I think this sounded like Barack’s campaign of hope for all of America, but especially for those who had been left pout of the great prosperity of the few for the many. We need hope now more than ever, the words and dreams of King, more than ever. the great African American poet ,Langston Hughes and see if it does not somehow link to Martin Luther king day coming up and then the inauguration of The first African American President, Barack Obama…
Hold fast to dreams /For if dreams die/Life is a broken-winged bird/That cannot fly.
Hold fast to dreams/For when dreams go/Life is a barren field/Frozen with snow.
The prophets of the Ancient Hebrew Bible, the great prophet Jesus of the Christian Bible, the prophet of the 1960s, Martin Luther King, Jr. as well as the prophet Rosa Parks, who dared to say that she didn’t have to sit at the back of the bus any longer, and we who might be prophets as well, come together in common ground of love and justice, toward a transformed world which we might continue cocreate at this axis of time, this turning of history. To love our neighbor as ourselves, one of the great commandments, is a radical step if we take it seriously. Let us have deep faith that We Shall Overcome. Let us go all forth as prophets.

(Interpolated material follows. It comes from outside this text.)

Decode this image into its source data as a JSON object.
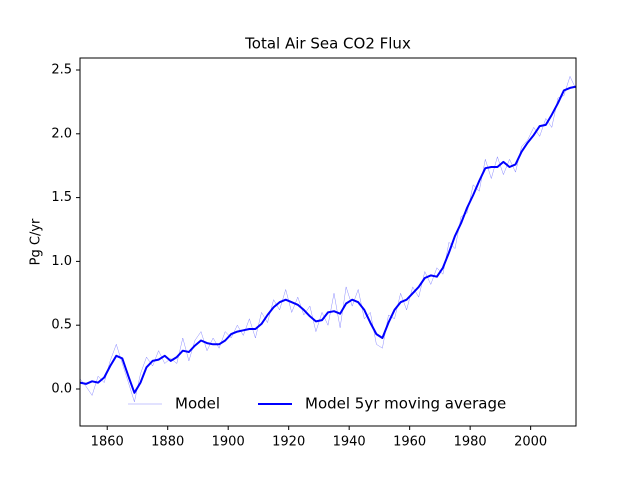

Amen, Shalom, (Peace in Hebrew), Assalaamu Alaikum(may Peace be upon you in Arabic), Abrazos a todos (Hugs all around) Namaste, (A Hindu greeting the divinity within you) Blessed Be, and let me add one more blessing that I adapted from the Spanish long before I went in to ministry. Vaya con Dios is SPanish for Good-bye, but literally is Go with God, SO I adapted it to say Vaya Con Su Dios, Go with your idea or interpretation of God.